Zaczęła obowiązywać maniera pouczania i dawania uzdrowicielskich recept bez pokrycia. Powstawały NOWATORSKIE konkurencje sportowe: pojedynek na inwektywy i rzuty komunałami nie do przebicia.

Wszystko, co dotychczas było człowiecze, teraz nie miało sensu, bo rodziło się w podejrzanie dobrej wierze i bez głębszego zastanowienia, a luksus wypowiadania trafnych i dokończonych myśli, był zjawiskiem tępionym i niedopuszczalnym.

Nastąpił dla niego sarkastyczny etap wycofywania się z życia, z tych jego sfer, które coraz częściej zatrącały o nierozwiązywalną zagadkę. Nadeszły dla niego chwile daremnych walk z cieniami, topornych sprzeczek z urojonymi problemami, dawało o sobie znać powolne, uporczywe, monotonne borykanie się z tym, co dotąd nie podlegało dyskusji. Z tym, co ciągle było dla niego tak istotne i cenne, że nie mógł pogodzić się z myślą, iż podważali to ludzie, których do wczoraj nie znał nikt.

Z nagła więc odgrodził się od życia sprawami tego świata. Zbrzydło mu przejmowanie się losami bliźnich, a zwłaszcza swoich córek i przyszywanych synów. Przestał odróżniać przyjaciół od wrogów. Ludzi z ich dobrymi stronami, z całym ich filozoficznym sztafażem zmieniającym się teraz jak w kalejdoskopie; w okamgnieniu, co wprowadzało zamęt w kontaktach z nimi.
Od kiedy przestał kroczyć utartą drogą i wszedł na swoją, niekonwencjonalną, nakazującą mu nie frasować się kimkolwiek z nich, zauważył, że byli tacy fuj, tacy małostkowi; odkąd został mizantropem i samotnikiem, nie przejmował się ich opiniami.

Na własny użytek odkrył świat magii, czarów, niezwykłych zjawisk. Poruszał się po nim lepiej, niż po mieszkaniu. Jak inni, miał swoje marzenia, lecz wolał ich nie ujawniać.

Dzierżąc w dłoniach „kropelkę z odrobiną”, podniecony nieznaną myślą, wracał do dziarskich wizji tysiąca i jednej przeputanych nocy, a przed oczami odwiedzających jego pokój, mokry zmierzch gęstniał od urojonych wysp i plaż.

Pęczniał od map rysowanych kciukiem na stoliku mokrym od wódki. Nieodkryte i mało widzialne, wyobrażały łagodne, spienione fale bijące o skaliste i nasłonecznione brzegi.

Odpustowy urok tych jego podróży po deptaku z betami, zmuszał ich do wchodzenia w rozpoetyzowany krąg jego przywidzeń, do uczestnictwa w przygodach, których doświadczył nie w rzeczywistości, lecz podczas lektury awanturniczych książek. Tomów przemawiających do niego językiem łajby z kontrabandą, posługujących się elokwencją balii pełnej piratów, zachlanych korsarzy siedzących okrakiem na beczce z rumem.
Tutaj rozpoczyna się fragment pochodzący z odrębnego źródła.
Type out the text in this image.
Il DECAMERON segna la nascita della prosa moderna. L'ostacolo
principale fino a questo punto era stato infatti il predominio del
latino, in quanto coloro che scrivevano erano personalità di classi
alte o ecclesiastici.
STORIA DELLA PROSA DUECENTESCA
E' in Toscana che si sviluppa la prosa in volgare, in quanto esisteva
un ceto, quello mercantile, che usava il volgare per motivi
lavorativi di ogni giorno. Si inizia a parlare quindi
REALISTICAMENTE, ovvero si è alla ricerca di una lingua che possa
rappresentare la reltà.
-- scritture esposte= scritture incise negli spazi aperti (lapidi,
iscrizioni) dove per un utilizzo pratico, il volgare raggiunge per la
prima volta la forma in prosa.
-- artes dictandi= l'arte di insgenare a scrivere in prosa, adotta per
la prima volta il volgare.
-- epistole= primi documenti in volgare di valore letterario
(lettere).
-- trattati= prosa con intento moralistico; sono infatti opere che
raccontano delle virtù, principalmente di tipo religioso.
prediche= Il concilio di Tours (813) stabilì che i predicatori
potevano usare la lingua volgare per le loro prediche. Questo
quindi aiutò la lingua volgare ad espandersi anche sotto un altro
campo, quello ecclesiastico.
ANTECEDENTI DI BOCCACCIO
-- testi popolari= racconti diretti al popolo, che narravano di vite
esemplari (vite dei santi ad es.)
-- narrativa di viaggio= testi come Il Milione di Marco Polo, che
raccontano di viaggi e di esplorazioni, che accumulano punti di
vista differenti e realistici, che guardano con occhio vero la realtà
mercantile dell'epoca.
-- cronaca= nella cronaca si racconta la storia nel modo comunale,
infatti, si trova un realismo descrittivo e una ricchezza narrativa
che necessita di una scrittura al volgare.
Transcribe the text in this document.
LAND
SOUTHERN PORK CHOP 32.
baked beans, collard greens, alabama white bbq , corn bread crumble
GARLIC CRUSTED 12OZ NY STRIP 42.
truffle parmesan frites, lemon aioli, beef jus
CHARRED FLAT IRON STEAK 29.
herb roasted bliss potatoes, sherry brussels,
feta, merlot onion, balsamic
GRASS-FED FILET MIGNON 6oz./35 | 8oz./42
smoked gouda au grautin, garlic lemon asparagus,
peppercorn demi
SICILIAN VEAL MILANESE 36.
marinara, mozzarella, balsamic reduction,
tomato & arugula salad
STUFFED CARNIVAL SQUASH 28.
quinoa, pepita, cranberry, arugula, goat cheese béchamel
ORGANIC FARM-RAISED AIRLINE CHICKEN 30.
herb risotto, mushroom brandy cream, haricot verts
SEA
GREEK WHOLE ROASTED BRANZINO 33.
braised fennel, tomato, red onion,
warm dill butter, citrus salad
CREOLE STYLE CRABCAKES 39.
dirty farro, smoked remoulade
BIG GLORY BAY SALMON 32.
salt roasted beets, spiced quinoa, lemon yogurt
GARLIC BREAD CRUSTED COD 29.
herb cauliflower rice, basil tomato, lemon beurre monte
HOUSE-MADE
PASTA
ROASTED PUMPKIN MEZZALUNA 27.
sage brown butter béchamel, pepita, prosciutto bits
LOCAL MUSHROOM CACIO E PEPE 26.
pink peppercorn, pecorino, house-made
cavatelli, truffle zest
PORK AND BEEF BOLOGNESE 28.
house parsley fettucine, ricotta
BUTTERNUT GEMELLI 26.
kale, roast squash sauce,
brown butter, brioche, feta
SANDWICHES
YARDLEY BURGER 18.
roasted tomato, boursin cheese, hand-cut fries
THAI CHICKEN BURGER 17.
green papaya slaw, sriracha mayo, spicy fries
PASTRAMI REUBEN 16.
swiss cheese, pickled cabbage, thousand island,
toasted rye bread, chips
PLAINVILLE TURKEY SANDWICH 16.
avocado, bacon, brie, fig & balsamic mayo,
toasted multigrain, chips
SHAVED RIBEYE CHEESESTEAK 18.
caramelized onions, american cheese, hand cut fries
Palcem brązowym od nikotyny pokazywał im, gdzie pojedzie i co zobaczy. Przed nimi, nieopatrznie zasłuchanymi, niepostrzeżenie wciągniętymi w jego roztrajkotane opowiadania, pojawiały się to morza, to jeziora, to oceany, to żółte piaski niezmierzonych pustyń.

Oddalony od zmagań z szarzyzną znękanego dnia, oddalony od nich o lata świetlne, sensat w upiornej tresce, kochany dziadek, żwawa mumia z uchem przylepionym do radiowego pudełka, wytężał słuch, wsłuchiwał się w trzaski, zgrzyty i świsty „Wolnej Europy”, zagranicznej Pytii, kibicował zanikającym odgłosom realizmu na indeksie.

Tłumaczył przybywającym, szajce zakutych profanów, o co chodzi w politycznych galimatiasach. Jednak wyjaśniał niedokładnie, gdyż miał kłopoty z przełożeniem swoich myśli na bezalkoholowy język, oni zaś nie wiedzieli, jak mają postąpić.

Nie byli pewni, jakie zająć stanowisko wobec tych wyjaśnień: sprzeciwić się lub przyjąć za dobrą monetę i udać, że podzielają jego poglądy, a może powiedzieć mu wprost, że na polityce nie zna się w sposób doskonały?

Pomieszane idee dziadka wpędzały ich w konfuzję, w ironiczne żachnięcia, porozumiewawcze gesty i dyskretne pukania się w czoło. Podnosił wtedy głos, w miarę zdrowy, tubalny i władczy, a późniejszymi czasy – rozbity, dyszkantowy, ochrypły, zdarty od przepalonych i zapijaczonych tyrad.

Lecz że w tych jego krasomówczych dryblingach roiło się od braku konkretów, licznych potknięć i stereotypowych sądów, rezultat był taki, że wszyscy odzywali się do niego naraz, jak gdyby ich perswazje polegały nie na tym, by przedstawić mu bezsporne argumenty, ale by go zatrajkotać i dowieść mu, że mają silniejsze płuca.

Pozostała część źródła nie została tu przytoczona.